Climate change and extreme events

How animals adapt to warming temperatures is just one piece of the puzzle. The impact of extreme events on animals, like France’s heat wave, needs to be further studied.

An added factor in the extreme heat wave event that killed the great tit chicks, Charmantier says, is the “heat island effect,” where cities tend to be hotter than surrounding areas. In a nearby oak forest in Southern France, where temperatures remained cooler, fewer chicks died.

These extreme heat events could have a huge impact on selection. But some offspring need to survive during an extreme event for those beneficial genes to be passed into the population. If an extreme heat wave kills everyone, natural selection can’t occur.

We do know that these “extreme climatic events are creating a new selection pressure,” Charmantier says. “We hope that this will trigger new evolution, but we know that any evolution will be too slow to catch up with climate change.”

What happens when species can adapt to its changing environment?

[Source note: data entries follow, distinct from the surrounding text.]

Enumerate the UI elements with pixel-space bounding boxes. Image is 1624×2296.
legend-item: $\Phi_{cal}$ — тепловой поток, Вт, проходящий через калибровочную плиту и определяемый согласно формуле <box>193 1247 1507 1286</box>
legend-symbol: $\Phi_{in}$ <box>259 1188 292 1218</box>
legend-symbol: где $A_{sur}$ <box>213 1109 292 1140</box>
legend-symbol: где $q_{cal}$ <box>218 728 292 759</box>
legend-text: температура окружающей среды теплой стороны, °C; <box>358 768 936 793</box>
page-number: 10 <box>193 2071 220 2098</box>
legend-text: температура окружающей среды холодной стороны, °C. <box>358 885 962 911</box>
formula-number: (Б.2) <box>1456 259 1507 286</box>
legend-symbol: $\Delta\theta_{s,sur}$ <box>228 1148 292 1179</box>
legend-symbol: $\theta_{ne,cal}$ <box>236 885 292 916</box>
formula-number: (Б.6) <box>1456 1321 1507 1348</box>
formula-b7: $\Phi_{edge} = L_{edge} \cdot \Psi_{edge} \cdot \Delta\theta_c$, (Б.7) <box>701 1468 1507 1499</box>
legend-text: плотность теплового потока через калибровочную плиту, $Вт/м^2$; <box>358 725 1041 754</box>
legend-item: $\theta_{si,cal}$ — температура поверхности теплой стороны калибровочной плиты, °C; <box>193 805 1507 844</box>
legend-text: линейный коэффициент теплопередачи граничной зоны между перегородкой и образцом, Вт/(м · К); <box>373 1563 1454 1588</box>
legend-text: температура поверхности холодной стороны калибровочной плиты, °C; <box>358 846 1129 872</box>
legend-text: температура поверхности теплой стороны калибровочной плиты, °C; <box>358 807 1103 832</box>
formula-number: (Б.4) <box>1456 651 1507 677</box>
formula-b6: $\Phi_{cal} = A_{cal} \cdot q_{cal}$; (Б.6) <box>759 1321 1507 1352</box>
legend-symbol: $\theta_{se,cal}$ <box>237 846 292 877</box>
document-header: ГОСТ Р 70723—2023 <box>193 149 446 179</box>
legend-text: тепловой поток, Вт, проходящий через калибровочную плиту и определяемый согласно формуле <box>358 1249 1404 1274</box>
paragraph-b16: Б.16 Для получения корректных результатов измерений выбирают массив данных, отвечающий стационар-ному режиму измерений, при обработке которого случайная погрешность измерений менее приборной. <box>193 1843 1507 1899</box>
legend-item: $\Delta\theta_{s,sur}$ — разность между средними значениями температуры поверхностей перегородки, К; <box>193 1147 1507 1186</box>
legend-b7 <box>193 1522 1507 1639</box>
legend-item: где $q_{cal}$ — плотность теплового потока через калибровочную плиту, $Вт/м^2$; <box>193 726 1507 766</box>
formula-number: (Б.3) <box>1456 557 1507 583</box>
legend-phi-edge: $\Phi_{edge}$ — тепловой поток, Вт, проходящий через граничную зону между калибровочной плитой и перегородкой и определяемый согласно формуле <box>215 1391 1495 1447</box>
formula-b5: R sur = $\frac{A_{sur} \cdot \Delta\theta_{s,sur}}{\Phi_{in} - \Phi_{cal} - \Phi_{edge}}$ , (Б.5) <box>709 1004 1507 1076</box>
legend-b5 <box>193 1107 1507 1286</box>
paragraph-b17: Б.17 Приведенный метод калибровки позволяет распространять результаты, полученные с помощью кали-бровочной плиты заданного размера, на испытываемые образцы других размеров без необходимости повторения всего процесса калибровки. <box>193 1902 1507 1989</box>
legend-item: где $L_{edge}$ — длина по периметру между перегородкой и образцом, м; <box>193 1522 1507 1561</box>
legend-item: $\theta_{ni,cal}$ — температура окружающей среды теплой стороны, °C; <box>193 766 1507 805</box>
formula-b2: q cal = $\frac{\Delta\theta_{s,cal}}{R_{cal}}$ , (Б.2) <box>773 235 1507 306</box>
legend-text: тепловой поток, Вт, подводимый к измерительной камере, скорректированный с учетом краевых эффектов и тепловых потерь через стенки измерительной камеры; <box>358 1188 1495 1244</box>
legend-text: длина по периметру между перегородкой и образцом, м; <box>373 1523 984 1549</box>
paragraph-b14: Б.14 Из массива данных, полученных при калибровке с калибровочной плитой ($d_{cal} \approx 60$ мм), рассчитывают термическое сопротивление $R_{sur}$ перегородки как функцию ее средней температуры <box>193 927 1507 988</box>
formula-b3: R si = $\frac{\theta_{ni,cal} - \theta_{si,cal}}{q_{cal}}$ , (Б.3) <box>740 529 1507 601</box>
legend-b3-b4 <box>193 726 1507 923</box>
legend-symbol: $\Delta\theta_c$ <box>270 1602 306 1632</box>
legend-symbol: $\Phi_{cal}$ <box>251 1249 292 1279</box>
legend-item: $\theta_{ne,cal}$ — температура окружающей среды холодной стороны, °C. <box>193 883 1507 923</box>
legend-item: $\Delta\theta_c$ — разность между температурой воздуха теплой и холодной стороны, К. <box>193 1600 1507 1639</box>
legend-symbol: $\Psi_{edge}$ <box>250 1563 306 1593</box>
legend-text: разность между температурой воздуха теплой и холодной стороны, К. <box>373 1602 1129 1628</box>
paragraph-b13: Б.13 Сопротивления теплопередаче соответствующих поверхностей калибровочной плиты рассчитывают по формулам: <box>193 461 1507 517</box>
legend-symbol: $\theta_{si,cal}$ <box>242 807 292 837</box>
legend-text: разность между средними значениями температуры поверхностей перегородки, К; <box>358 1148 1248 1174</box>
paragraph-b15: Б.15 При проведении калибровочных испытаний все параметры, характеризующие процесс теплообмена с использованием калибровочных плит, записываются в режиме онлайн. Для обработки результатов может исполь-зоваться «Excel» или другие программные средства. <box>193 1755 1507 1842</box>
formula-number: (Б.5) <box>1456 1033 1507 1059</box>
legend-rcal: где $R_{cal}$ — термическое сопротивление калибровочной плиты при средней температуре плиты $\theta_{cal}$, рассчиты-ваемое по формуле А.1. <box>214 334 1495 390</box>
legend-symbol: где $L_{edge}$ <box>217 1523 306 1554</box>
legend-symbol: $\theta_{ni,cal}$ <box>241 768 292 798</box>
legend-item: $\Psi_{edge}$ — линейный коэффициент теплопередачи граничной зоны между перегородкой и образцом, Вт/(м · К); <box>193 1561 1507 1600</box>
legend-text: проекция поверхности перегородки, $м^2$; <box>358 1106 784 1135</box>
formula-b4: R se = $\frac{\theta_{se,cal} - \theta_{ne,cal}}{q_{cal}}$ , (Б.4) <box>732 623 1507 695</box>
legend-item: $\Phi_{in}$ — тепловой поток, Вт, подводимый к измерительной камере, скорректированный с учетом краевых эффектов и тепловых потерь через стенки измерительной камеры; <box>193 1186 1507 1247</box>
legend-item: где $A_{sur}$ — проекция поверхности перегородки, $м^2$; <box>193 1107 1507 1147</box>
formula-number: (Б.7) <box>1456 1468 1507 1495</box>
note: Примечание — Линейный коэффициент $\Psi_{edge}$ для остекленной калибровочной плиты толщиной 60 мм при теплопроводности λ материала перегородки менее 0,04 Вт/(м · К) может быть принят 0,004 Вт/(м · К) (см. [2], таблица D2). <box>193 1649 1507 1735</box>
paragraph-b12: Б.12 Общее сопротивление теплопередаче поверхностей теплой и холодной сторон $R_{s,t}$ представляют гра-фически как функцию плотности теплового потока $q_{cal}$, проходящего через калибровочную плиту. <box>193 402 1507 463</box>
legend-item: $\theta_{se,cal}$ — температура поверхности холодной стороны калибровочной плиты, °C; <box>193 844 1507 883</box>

This happens by the process of natural selection. By natural selection, the nature of the species gradually changes to become adapted to the niche. If a species becomes very well adapted to its environment, and if the environment does not change, species can exist for a very long time before they become extinct.

What happens when species Cannot adapt to ecosystem changes that are too fast?

If an animal can't adapt, it's possible a local population would go extinct, said Reed, a coauthor on the Nature Communications study. Deer don't shift their breeding to match earlier springs, a maladaptive response that results in fewer offspring raised.

What is it called when a species adapts to its environment?

Natural selection is the process through which species adapt to their environments.

When the environment changes a population must adapt or else the population will become?

- When the environment changes, organisms best suited for the new environment survive and reproduce. - The favorable adaptation is passed on to the next generation. - Over time, more and more organisms will have the favorable adaptation, and the population will evolve.